Gavaskar was the first cricketer in the world to surpass the 10,000 run mark in Test matches, with the biggest number of centuries to his credit during his time. He was the first person to score centuries in both innings of a Test match thrice. He played with equal felicity off both front and back feet, had excellent judgment of length and line, and was beautifully balanced.

Born on July 10, 1949 at Mumbai, to Manohar Gavaskar and Meenal Gavaskar, Sunil started playing cricket right since his school days. His father had been a good club player and his maternal uncle, had been a former Indian Test wicketkeeper.

At the age of 17, Gavaskar was named India’s Best Schoolboy Cricketer of the Year in 1966. He made his debut in the Ranji Trophy in the year 1968 with a match against Karnataka and was out for a zero score. But in the next match, he responded with 114 against Rajasthan in the second match, and two further consecutive centuries saw him selected in the 1970-71 Indian team tour West Indies.

In the five match series he had to miss the first one due to injury. He scored 132 runs in his second match, getting India its first ever Test victory over West Indies.
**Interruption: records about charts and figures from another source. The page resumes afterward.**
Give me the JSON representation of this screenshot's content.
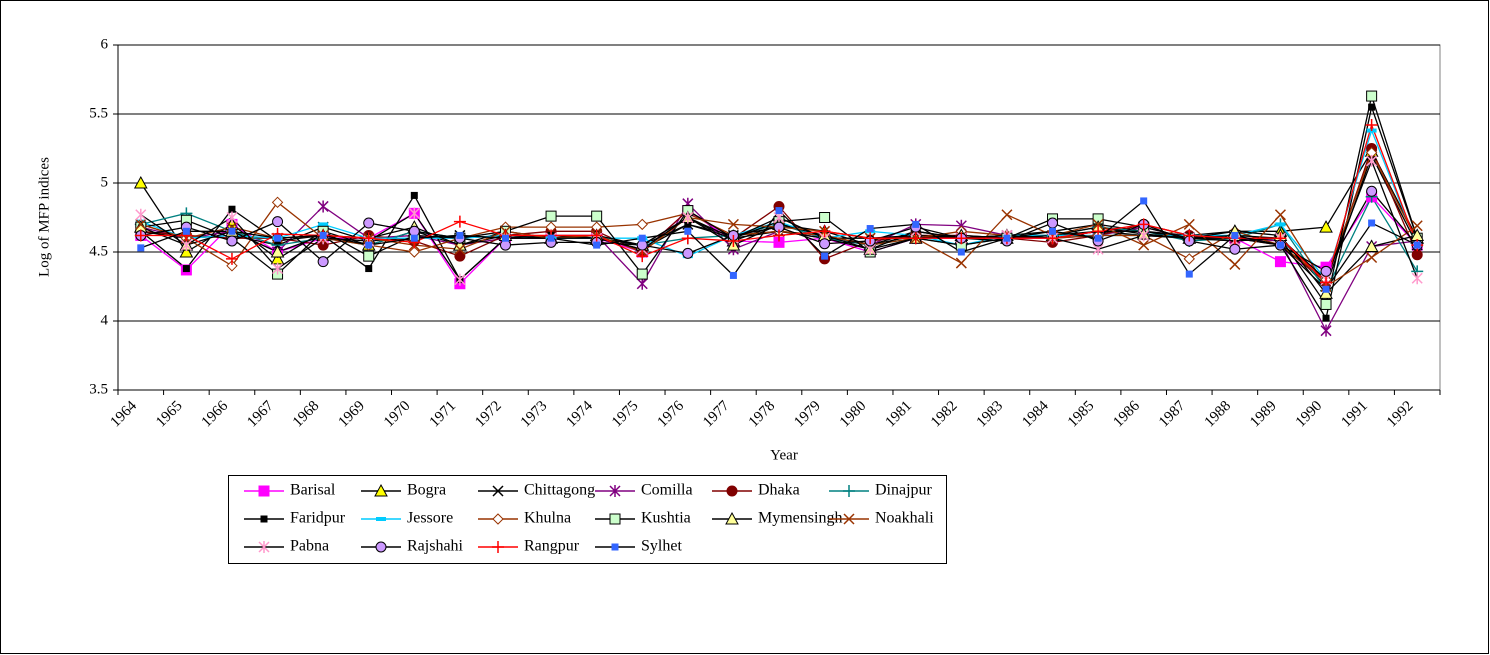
{
  "chart_data": {
    "type": "line",
    "x_label": "Year",
    "y_label": "Log of MFP indices",
    "categories": [
      "1964",
      "1965",
      "1966",
      "1967",
      "1968",
      "1969",
      "1970",
      "1971",
      "1972",
      "1973",
      "1974",
      "1975",
      "1976",
      "1977",
      "1978",
      "1979",
      "1980",
      "1981",
      "1982",
      "1983",
      "1984",
      "1985",
      "1986",
      "1987",
      "1988",
      "1989",
      "1990",
      "1991",
      "1992"
    ],
    "ylim": [
      3.5,
      6
    ],
    "yticks": [
      3.5,
      4,
      4.5,
      5,
      5.5,
      6
    ],
    "grid": true,
    "legend": "bottom",
    "series": [
      {
        "name": "Barisal",
        "color": "#ff00ff",
        "line_color": "#ff00ff",
        "marker": "square",
        "values": [
          4.62,
          4.37,
          4.7,
          4.5,
          4.6,
          4.6,
          4.78,
          4.27,
          4.6,
          4.6,
          4.6,
          4.5,
          4.8,
          4.58,
          4.57,
          4.6,
          4.5,
          4.6,
          4.6,
          4.6,
          4.6,
          4.65,
          4.65,
          4.6,
          4.6,
          4.43,
          4.39,
          4.9,
          4.55
        ]
      },
      {
        "name": "Bogra",
        "color": "#ffff00",
        "line_color": "#000000",
        "marker": "triangle",
        "values": [
          5.0,
          4.5,
          4.7,
          4.45,
          4.65,
          4.55,
          4.65,
          4.55,
          4.65,
          4.6,
          4.6,
          4.55,
          4.75,
          4.58,
          4.7,
          4.65,
          4.55,
          4.65,
          4.6,
          4.62,
          4.65,
          4.7,
          4.65,
          4.62,
          4.65,
          4.65,
          4.68,
          5.23,
          4.6
        ]
      },
      {
        "name": "Chittagong",
        "color": "#000000",
        "line_color": "#000000",
        "marker": "x",
        "values": [
          4.65,
          4.6,
          4.62,
          4.55,
          4.68,
          4.58,
          4.6,
          4.62,
          4.6,
          4.62,
          4.6,
          4.52,
          4.7,
          4.62,
          4.65,
          4.62,
          4.55,
          4.62,
          4.6,
          4.62,
          4.62,
          4.65,
          4.62,
          4.6,
          4.58,
          4.6,
          4.25,
          5.2,
          4.55
        ]
      },
      {
        "name": "Comilla",
        "color": "#800080",
        "line_color": "#800080",
        "marker": "star",
        "values": [
          4.68,
          4.6,
          4.65,
          4.5,
          4.83,
          4.6,
          4.62,
          4.55,
          4.6,
          4.62,
          4.62,
          4.27,
          4.85,
          4.52,
          4.65,
          4.6,
          4.55,
          4.7,
          4.69,
          4.62,
          4.6,
          4.62,
          4.68,
          4.6,
          4.6,
          4.58,
          3.93,
          4.54,
          4.58
        ]
      },
      {
        "name": "Dhaka",
        "color": "#800000",
        "line_color": "#800000",
        "marker": "circle",
        "values": [
          4.65,
          4.62,
          4.6,
          4.6,
          4.55,
          4.62,
          4.58,
          4.47,
          4.62,
          4.65,
          4.65,
          4.5,
          4.8,
          4.6,
          4.83,
          4.45,
          4.58,
          4.62,
          4.62,
          4.6,
          4.57,
          4.62,
          4.7,
          4.62,
          4.6,
          4.55,
          4.28,
          5.25,
          4.48
        ]
      },
      {
        "name": "Dinajpur",
        "color": "#008080",
        "line_color": "#008080",
        "marker": "plus",
        "values": [
          4.7,
          4.78,
          4.65,
          4.55,
          4.6,
          4.55,
          4.65,
          4.6,
          4.62,
          4.6,
          4.6,
          4.55,
          4.6,
          4.62,
          4.7,
          4.6,
          4.55,
          4.6,
          4.55,
          4.6,
          4.62,
          4.68,
          4.65,
          4.58,
          4.6,
          4.7,
          4.22,
          4.9,
          4.36
        ]
      },
      {
        "name": "Faridpur",
        "color": "#000000",
        "line_color": "#000000",
        "marker": "small-square",
        "values": [
          4.65,
          4.38,
          4.81,
          4.58,
          4.62,
          4.38,
          4.91,
          4.3,
          4.6,
          4.62,
          4.6,
          4.55,
          4.7,
          4.6,
          4.65,
          4.6,
          4.6,
          4.62,
          4.6,
          4.62,
          4.6,
          4.65,
          4.65,
          4.6,
          4.6,
          4.55,
          4.02,
          5.55,
          4.6
        ]
      },
      {
        "name": "Jessore",
        "color": "#00ccff",
        "line_color": "#00ccff",
        "marker": "dash",
        "values": [
          4.72,
          4.6,
          4.62,
          4.6,
          4.7,
          4.6,
          4.6,
          4.6,
          4.62,
          4.6,
          4.6,
          4.6,
          4.47,
          4.62,
          4.72,
          4.6,
          4.65,
          4.62,
          4.55,
          4.62,
          4.62,
          4.62,
          4.62,
          4.62,
          4.62,
          4.7,
          4.3,
          5.38,
          4.55
        ]
      },
      {
        "name": "Khulna",
        "color": "#ffffff",
        "line_color": "#993300",
        "marker": "diamond",
        "values": [
          4.7,
          4.6,
          4.4,
          4.86,
          4.6,
          4.55,
          4.5,
          4.6,
          4.68,
          4.68,
          4.68,
          4.7,
          4.78,
          4.62,
          4.65,
          4.62,
          4.55,
          4.6,
          4.65,
          4.62,
          4.6,
          4.62,
          4.62,
          4.45,
          4.65,
          4.55,
          4.3,
          5.22,
          4.58
        ]
      },
      {
        "name": "Kushtia",
        "color": "#ccffcc",
        "line_color": "#000000",
        "marker": "square",
        "values": [
          4.68,
          4.73,
          4.6,
          4.34,
          4.65,
          4.47,
          4.62,
          4.6,
          4.65,
          4.76,
          4.76,
          4.34,
          4.8,
          4.6,
          4.72,
          4.75,
          4.5,
          4.6,
          4.55,
          4.6,
          4.74,
          4.74,
          4.68,
          4.6,
          4.62,
          4.6,
          4.12,
          5.63,
          4.6
        ]
      },
      {
        "name": "Mymensingh",
        "color": "#ffff99",
        "line_color": "#000000",
        "marker": "triangle",
        "values": [
          4.68,
          4.55,
          4.65,
          4.5,
          4.62,
          4.6,
          4.68,
          4.55,
          4.62,
          4.6,
          4.62,
          4.55,
          4.75,
          4.55,
          4.7,
          4.62,
          4.52,
          4.6,
          4.62,
          4.6,
          4.62,
          4.68,
          4.63,
          4.6,
          4.65,
          4.62,
          4.2,
          4.54,
          4.62
        ]
      },
      {
        "name": "Noakhali",
        "color": "#993300",
        "line_color": "#993300",
        "marker": "x",
        "values": [
          4.7,
          4.6,
          4.68,
          4.6,
          4.62,
          4.6,
          4.55,
          4.52,
          4.65,
          4.6,
          4.62,
          4.5,
          4.75,
          4.7,
          4.68,
          4.65,
          4.6,
          4.6,
          4.42,
          4.77,
          4.62,
          4.7,
          4.55,
          4.7,
          4.41,
          4.77,
          4.25,
          4.46,
          4.69
        ]
      },
      {
        "name": "Pabna",
        "color": "#ff99cc",
        "line_color": "#000000",
        "marker": "star",
        "values": [
          4.77,
          4.55,
          4.75,
          4.38,
          4.6,
          4.58,
          4.78,
          4.3,
          4.6,
          4.6,
          4.6,
          4.52,
          4.75,
          4.6,
          4.75,
          4.6,
          4.52,
          4.65,
          4.6,
          4.62,
          4.6,
          4.52,
          4.62,
          4.6,
          4.58,
          4.6,
          4.3,
          5.16,
          4.31
        ]
      },
      {
        "name": "Rajshahi",
        "color": "#cc99ff",
        "line_color": "#000000",
        "marker": "circle",
        "values": [
          4.62,
          4.68,
          4.58,
          4.72,
          4.43,
          4.71,
          4.65,
          4.6,
          4.55,
          4.57,
          4.57,
          4.55,
          4.49,
          4.62,
          4.68,
          4.56,
          4.58,
          4.68,
          4.6,
          4.58,
          4.71,
          4.58,
          4.7,
          4.58,
          4.52,
          4.55,
          4.36,
          4.94,
          4.55
        ]
      },
      {
        "name": "Rangpur",
        "color": "#ff0000",
        "line_color": "#ff0000",
        "marker": "plus",
        "values": [
          4.62,
          4.62,
          4.45,
          4.63,
          4.62,
          4.6,
          4.57,
          4.72,
          4.62,
          4.62,
          4.62,
          4.47,
          4.6,
          4.58,
          4.62,
          4.65,
          4.6,
          4.6,
          4.6,
          4.6,
          4.6,
          4.65,
          4.7,
          4.62,
          4.6,
          4.6,
          4.28,
          5.42,
          4.55
        ]
      },
      {
        "name": "Sylhet",
        "color": "#3366ff",
        "line_color": "#000000",
        "marker": "small-square",
        "values": [
          4.53,
          4.65,
          4.65,
          4.6,
          4.62,
          4.55,
          4.6,
          4.62,
          4.6,
          4.6,
          4.55,
          4.6,
          4.65,
          4.33,
          4.8,
          4.47,
          4.67,
          4.7,
          4.5,
          4.6,
          4.65,
          4.6,
          4.87,
          4.34,
          4.62,
          4.55,
          4.23,
          4.71,
          4.55
        ]
      }
    ]
  }
}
He continued his form throughout the series and scored 774 runs in the next four matches, helping India to made its first ever Test Series victory over West Indies.

Gavaskar was widely admired for his technique against fast bowling, with a particularly high average of around 65 against the West Indies, who possessed the most vicious fast bowling attack in Test history.

In 1977-78 tour to Australia, he scored three consecutive Test centuries in the first three Tests. His twin century against Pakistan in 1978-79, made him the first batsman to score two centuries in one Test on two occasions. However, Gavaskar’s best Test innings came in his last Test match against Pakistan, when on a turning track he scored an amazing 96.

Over the 70s and 80s Gavaskar captained India on many occasions, although his record is less than impressive. Thus he was replaced by Kapil Dev who was a leading pace bowler. His slip fielding was safe, and he became the first Indian cricketer to take over 100 catches in Tests.

Gavaskar made his One Day International (ODI) debut against England, played at the Leeds ground on July 1974. In ODI cricket career, he scored 3092 runs in 108 matches with an average score of 35.13 runs and a highest score of 103 runs. He was also the part of the 1983 Cricket World Cup winning team that won the World Cup in England.

Gavaskar registered his highest Test score against West Indies at Chennai in 1983, equaling Don Bradman’s world record. In overall Test cricket career, Gavaskar played 125 Test matches and scored 10,122 runs with an average of 51.12, including 34 centuries and 45 half-centuries.

Gavaskar played his last Test match against Pakistan in March 1987 and retired after the 1987 Cricket World Cup that was held in India. After retirement he has taken to commentary and holds a position within the ICC. He has also authored four books on cricket, including an autobiography, ‘Sunny Days’.

The Government of India honored him with the Padma Bhushan Award in 1980, and in the same year he was also named the Wisden Cricketer of the Year. The India-Australia Test series is named after Sunil Gavaskar and Allan Border and is called the Border-Gavaskar Trophy.